The accident flight was the third leg in a series of deliveries of medical supplies. It occurred at about 20:45 local time. Visibility was reported to be good, with only scattered clouds at 3,000 and 9,000 feet. The control tower advised the crew that Runway 24L was in use but winds were from 080 degrees at 6 knots and offered them the VOR approach to Runway 06R instead. The captain requested and was cleared for a visual approach to 06R instead with instructions to descend to 2,700 feet. After reporting that they were 25 nm from the field they were cleared to descend to pattern altitude. They subsequently reported entering a right base, confirmed visual contact with the runway, and were cleared to land. The first officer recalled seeing the arrester barrier just before impact and raising the nose; only the nose gear cleared the barrier.

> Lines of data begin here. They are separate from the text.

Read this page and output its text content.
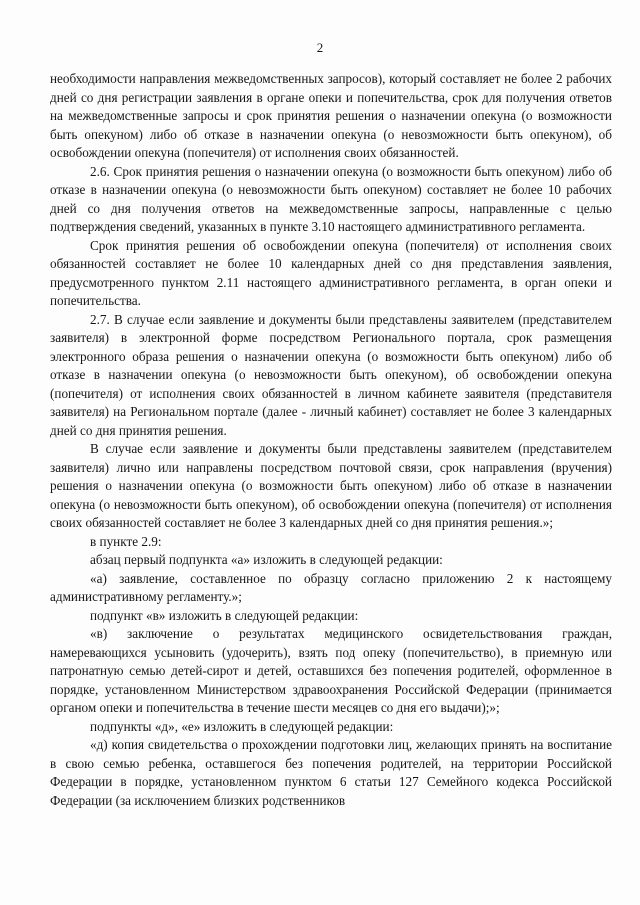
2

необходимости направления межведомственных запросов), который составляет не более 2 рабочих дней со дня регистрации заявления в органе опеки и попечительства, срок для получения ответов на межведомственные запросы и срок принятия решения о назначении опекуна (о возможности быть опекуном) либо об отказе в назначении опекуна (о невозможности быть опекуном), об освобождении опекуна (попечителя) от исполнения своих обязанностей.

2.6. Срок принятия решения о назначении опекуна (о возможности быть опекуном) либо об отказе в назначении опекуна (о невозможности быть опекуном) составляет не более 10 рабочих дней со дня получения ответов на межведомственные запросы, направленные с целью подтверждения сведений, указанных в пункте 3.10 настоящего административного регламента.

Срок принятия решения об освобождении опекуна (попечителя) от исполнения своих обязанностей составляет не более 10 календарных дней со дня представления заявления, предусмотренного пунктом 2.11 настоящего административного регламента, в орган опеки и попечительства.

2.7. В случае если заявление и документы были представлены заявителем (представителем заявителя) в электронной форме посредством Регионального портала, срок размещения электронного образа решения о назначении опекуна (о возможности быть опекуном) либо об отказе в назначении опекуна (о невозможности быть опекуном), об освобождении опекуна (попечителя) от исполнения своих обязанностей в личном кабинете заявителя (представителя заявителя) на Региональном портале (далее - личный кабинет) составляет не более 3 календарных дней со дня принятия решения.

В случае если заявление и документы были представлены заявителем (представителем заявителя) лично или направлены посредством почтовой связи, срок направления (вручения) решения о назначении опекуна (о возможности быть опекуном) либо об отказе в назначении опекуна (о невозможности быть опекуном), об освобождении опекуна (попечителя) от исполнения своих обязанностей составляет не более 3 календарных дней со дня принятия решения.»;

в пункте 2.9:

абзац первый подпункта «а» изложить в следующей редакции:

«а) заявление, составленное по образцу согласно приложению 2 к настоящему административному регламенту.»;

подпункт «в» изложить в следующей редакции:

«в) заключение о результатах медицинского освидетельствования граждан, намеревающихся усыновить (удочерить), взять под опеку (попечительство), в приемную или патронатную семью детей-сирот и детей, оставшихся без попечения родителей, оформленное в порядке, установленном Министерством здравоохранения Российской Федерации (принимается органом опеки и попечительства в течение шести месяцев со дня его выдачи);»;

подпункты «д», «е» изложить в следующей редакции:

«д) копия свидетельства о прохождении подготовки лиц, желающих принять на воспитание в свою семью ребенка, оставшегося без попечения родителей, на территории Российской Федерации в порядке, установленном пунктом 6 статьи 127 Семейного кодекса Российской Федерации (за исключением близких родственников
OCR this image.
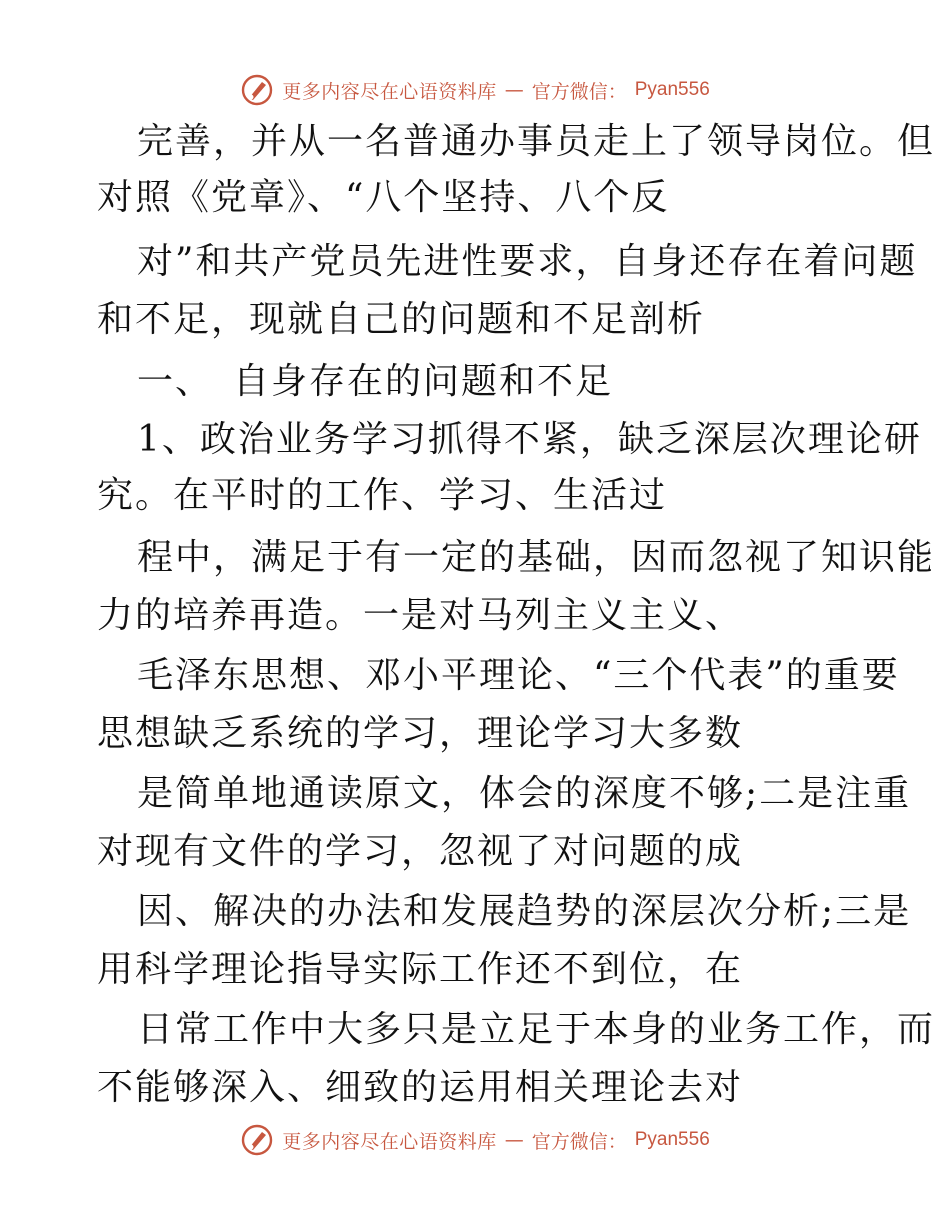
更多内容尽在心语资料库 — 官方微信： Pyan556
完善，并从一名普通办事员走上了领导岗位。但
对照《党章》、“八个坚持、八个反
对”和共产党员先进性要求，自身还存在着问题
和不足，现就自己的问题和不足剖析
一、　自身存在的问题和不足
1、政治业务学习抓得不紧，缺乏深层次理论研
究。在平时的工作、学习、生活过
程中，满足于有一定的基础，因而忽视了知识能
力的培养再造。一是对马列主义主义、
毛泽东思想、邓小平理论、“三个代表”的重要
思想缺乏系统的学习，理论学习大多数
是简单地通读原文，体会的深度不够;二是注重
对现有文件的学习，忽视了对问题的成
因、解决的办法和发展趋势的深层次分析;三是
用科学理论指导实际工作还不到位，在
日常工作中大多只是立足于本身的业务工作，而
不能够深入、细致的运用相关理论去对
更多内容尽在心语资料库 — 官方微信： Pyan556
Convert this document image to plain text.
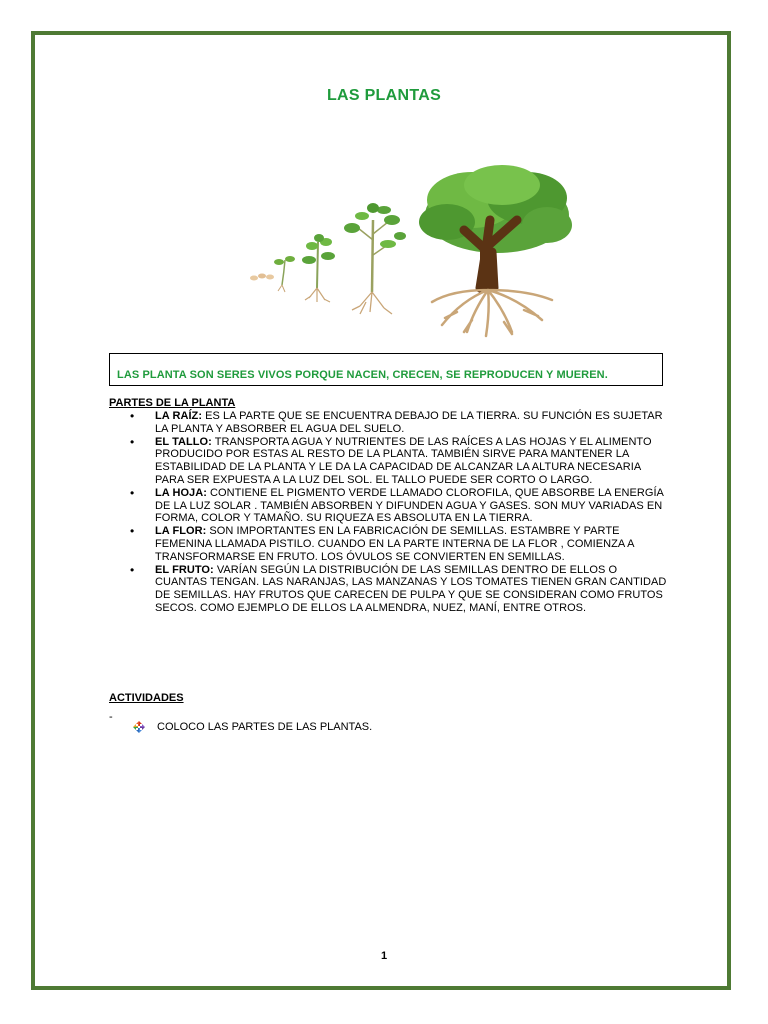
LAS PLANTAS
LAS PLANTA SON SERES VIVOS PORQUE NACEN, CRECEN, SE REPRODUCEN Y MUEREN.
PARTES DE LA PLANTA
• LA RAÍZ: ES LA PARTE QUE SE ENCUENTRA DEBAJO DE LA TIERRA. SU FUNCIÓN ES SUJETAR LA PLANTA Y ABSORBER EL AGUA DEL SUELO.
• EL TALLO: TRANSPORTA AGUA Y NUTRIENTES DE LAS RAÍCES A LAS HOJAS Y EL ALIMENTO PRODUCIDO POR ESTAS AL RESTO DE LA PLANTA. TAMBIÉN SIRVE PARA MANTENER LA ESTABILIDAD DE LA PLANTA Y LE DA LA CAPACIDAD DE ALCANZAR LA ALTURA NECESARIA PARA SER EXPUESTA A LA LUZ DEL SOL. EL TALLO PUEDE SER CORTO O LARGO.
• LA HOJA: CONTIENE EL PIGMENTO VERDE LLAMADO CLOROFILA, QUE ABSORBE LA ENERGÍA DE LA LUZ SOLAR . TAMBIÉN ABSORBEN Y DIFUNDEN AGUA Y GASES. SON MUY VARIADAS EN FORMA, COLOR Y TAMAÑO. SU RIQUEZA ES ABSOLUTA EN LA TIERRA.
• LA FLOR: SON IMPORTANTES EN LA FABRICACIÓN DE SEMILLAS. ESTAMBRE Y PARTE FEMENINA LLAMADA PISTILO. CUANDO EN LA PARTE INTERNA DE LA FLOR , COMIENZA A TRANSFORMARSE EN FRUTO. LOS ÓVULOS SE CONVIERTEN EN SEMILLAS.
• EL FRUTO: VARÍAN SEGÚN LA DISTRIBUCIÓN DE LAS SEMILLAS DENTRO DE ELLOS O CUANTAS TENGAN. LAS NARANJAS, LAS MANZANAS Y LOS TOMATES TIENEN GRAN CANTIDAD DE SEMILLAS. HAY FRUTOS QUE CARECEN DE PULPA Y QUE SE CONSIDERAN COMO FRUTOS SECOS. COMO EJEMPLO DE ELLOS LA ALMENDRA, NUEZ, MANÍ, ENTRE OTROS.
ACTIVIDADES
-
COLOCO LAS PARTES DE LAS PLANTAS.
1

In addition to reiterating the recommendation of using instrument approach procedures at night, India’s Aircraft Accident Investigation Bureau noted a number of procedural irregularities with both the flight and the airport, including inoperative arrester barrier position indicators in the control tower and their failure to lower it when the runway direction was reversed, the pilot’s descent well below the nominal three-degree descent path, and the use of the airplane to transport cargo in the cabin with the seats removed although it was certified solely for passenger carriage.